For the first time in four months, Saudi Aramco has slashed prices of October crude oil exports for European and Asian buyers just a day after OPEC+ symbolically cut output for that same month by 100,000 bpd on global demand concerns.
Aramco cut prices of its Arab Light crude benchmark to Asia by $3.95 per barrel, and to European buyers by $2 a barrel, while prices for U.S. buyers saw no change, with the exception of heavier and lighter variants that will see a $0.50 per barrel increase, the Wall Street Journal reported.
The price cuts come after record high prices in September for Arab Light, which reached $9.80 over the Oman/Dubai average per barrel, while Arab Extra Light sold for $10.95 over per barrel that same month. With the price cuts, Asian buyers for October will pay $5.85 per barrel above the Oman/Dubai benchmark.
On Monday, OPEC+ endorsed a decision to cut the collective oil production target by 100,000 barrels per day (bpd) for October, despite Russia reportedly resisting such a move.
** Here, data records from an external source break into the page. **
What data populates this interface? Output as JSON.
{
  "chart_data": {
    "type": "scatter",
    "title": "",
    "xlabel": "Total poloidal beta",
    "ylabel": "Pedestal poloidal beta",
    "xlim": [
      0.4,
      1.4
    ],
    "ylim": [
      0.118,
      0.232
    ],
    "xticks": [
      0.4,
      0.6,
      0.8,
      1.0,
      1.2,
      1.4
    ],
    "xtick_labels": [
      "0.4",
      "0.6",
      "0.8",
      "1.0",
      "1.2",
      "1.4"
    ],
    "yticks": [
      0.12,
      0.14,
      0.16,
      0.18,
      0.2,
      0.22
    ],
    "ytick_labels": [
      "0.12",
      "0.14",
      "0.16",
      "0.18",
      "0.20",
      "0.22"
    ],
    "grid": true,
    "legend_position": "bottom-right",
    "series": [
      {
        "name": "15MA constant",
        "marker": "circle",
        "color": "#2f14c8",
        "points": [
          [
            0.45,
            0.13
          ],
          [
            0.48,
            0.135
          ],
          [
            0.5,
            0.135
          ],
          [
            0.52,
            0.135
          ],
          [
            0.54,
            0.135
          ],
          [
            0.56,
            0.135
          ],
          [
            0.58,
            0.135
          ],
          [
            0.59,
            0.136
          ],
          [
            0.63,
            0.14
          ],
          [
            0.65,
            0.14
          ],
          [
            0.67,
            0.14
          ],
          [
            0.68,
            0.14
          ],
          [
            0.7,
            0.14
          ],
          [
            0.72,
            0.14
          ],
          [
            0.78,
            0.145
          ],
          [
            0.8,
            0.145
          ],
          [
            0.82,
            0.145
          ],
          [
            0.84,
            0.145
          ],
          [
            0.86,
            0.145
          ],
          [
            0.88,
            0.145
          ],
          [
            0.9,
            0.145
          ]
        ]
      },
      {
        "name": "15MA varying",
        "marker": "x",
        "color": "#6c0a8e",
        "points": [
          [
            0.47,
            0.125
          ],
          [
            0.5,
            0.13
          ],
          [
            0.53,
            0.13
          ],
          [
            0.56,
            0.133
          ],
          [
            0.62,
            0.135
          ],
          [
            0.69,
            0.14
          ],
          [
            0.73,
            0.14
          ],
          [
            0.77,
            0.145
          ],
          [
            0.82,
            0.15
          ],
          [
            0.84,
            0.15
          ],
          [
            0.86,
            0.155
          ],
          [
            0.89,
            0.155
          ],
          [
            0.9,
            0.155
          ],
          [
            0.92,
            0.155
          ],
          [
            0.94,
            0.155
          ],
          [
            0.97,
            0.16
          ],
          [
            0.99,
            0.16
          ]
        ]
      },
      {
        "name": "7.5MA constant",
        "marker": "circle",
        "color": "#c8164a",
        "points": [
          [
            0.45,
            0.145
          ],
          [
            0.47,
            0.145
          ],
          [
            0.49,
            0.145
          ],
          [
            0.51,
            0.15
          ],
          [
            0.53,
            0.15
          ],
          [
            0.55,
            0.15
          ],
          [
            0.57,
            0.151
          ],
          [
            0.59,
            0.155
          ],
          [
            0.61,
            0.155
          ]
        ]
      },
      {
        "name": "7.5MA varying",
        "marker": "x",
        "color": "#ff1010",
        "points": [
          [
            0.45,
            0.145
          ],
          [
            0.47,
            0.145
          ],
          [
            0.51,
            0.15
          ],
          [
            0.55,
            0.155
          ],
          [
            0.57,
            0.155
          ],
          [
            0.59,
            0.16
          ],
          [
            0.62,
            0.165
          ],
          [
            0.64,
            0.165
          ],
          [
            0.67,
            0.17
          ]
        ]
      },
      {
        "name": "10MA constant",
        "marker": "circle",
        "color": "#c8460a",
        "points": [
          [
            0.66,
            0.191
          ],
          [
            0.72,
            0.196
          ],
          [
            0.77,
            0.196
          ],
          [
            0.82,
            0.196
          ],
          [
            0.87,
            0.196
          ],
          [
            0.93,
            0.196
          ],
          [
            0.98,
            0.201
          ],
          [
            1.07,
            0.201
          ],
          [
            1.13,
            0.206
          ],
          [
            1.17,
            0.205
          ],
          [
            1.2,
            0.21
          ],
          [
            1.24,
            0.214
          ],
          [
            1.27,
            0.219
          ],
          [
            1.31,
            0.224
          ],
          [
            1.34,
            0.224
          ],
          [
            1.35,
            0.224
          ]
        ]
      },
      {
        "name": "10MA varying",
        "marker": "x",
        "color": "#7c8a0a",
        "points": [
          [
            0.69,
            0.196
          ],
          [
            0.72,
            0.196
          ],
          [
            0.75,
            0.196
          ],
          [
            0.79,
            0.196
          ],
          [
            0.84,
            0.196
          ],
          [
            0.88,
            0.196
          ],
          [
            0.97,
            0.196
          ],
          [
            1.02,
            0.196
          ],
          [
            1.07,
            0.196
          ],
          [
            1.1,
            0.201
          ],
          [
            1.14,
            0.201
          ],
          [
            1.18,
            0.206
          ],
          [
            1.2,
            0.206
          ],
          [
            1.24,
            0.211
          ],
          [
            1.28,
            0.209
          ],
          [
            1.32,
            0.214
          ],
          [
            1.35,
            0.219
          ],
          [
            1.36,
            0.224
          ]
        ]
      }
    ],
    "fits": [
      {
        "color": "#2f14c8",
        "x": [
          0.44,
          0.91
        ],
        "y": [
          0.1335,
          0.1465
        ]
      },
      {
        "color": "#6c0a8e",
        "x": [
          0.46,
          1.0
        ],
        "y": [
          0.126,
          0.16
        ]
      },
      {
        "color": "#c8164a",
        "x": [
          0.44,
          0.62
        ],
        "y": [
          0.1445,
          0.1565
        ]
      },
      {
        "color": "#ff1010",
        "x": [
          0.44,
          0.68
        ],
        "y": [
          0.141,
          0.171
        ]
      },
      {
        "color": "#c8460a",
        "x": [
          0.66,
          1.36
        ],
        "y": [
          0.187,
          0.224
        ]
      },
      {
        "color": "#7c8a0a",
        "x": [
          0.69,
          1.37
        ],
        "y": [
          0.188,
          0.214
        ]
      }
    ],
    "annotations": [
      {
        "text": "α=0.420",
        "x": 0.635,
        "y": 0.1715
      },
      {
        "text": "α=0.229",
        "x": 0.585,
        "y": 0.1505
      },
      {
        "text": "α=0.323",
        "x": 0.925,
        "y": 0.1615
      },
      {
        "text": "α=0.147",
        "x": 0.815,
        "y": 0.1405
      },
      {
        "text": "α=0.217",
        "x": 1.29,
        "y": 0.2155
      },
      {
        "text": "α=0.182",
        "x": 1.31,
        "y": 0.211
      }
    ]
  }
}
The decision means returning targeted production levels to the August quotas.
The OPEC+ decision is largely symbolic for markets, sending a message that the cartel is ready to meet at any time and decide on any cuts it deems appropriate to “stabilize” oil prices.
The price cut also comes shortly after Moscow announced it would increase shipments of oil to Asia in response to the G7’s plan to implement a price cap on Russian oil beginning on December 5th, when the European Union ban on Russian seaborne oil goes into effect. The price cap would remain in place for two months.
Russia has already been redirecting crude oil from Europe to Asia since the U.S. and UK banned imports of Russian crude and fuels following the invasion of Ukraine.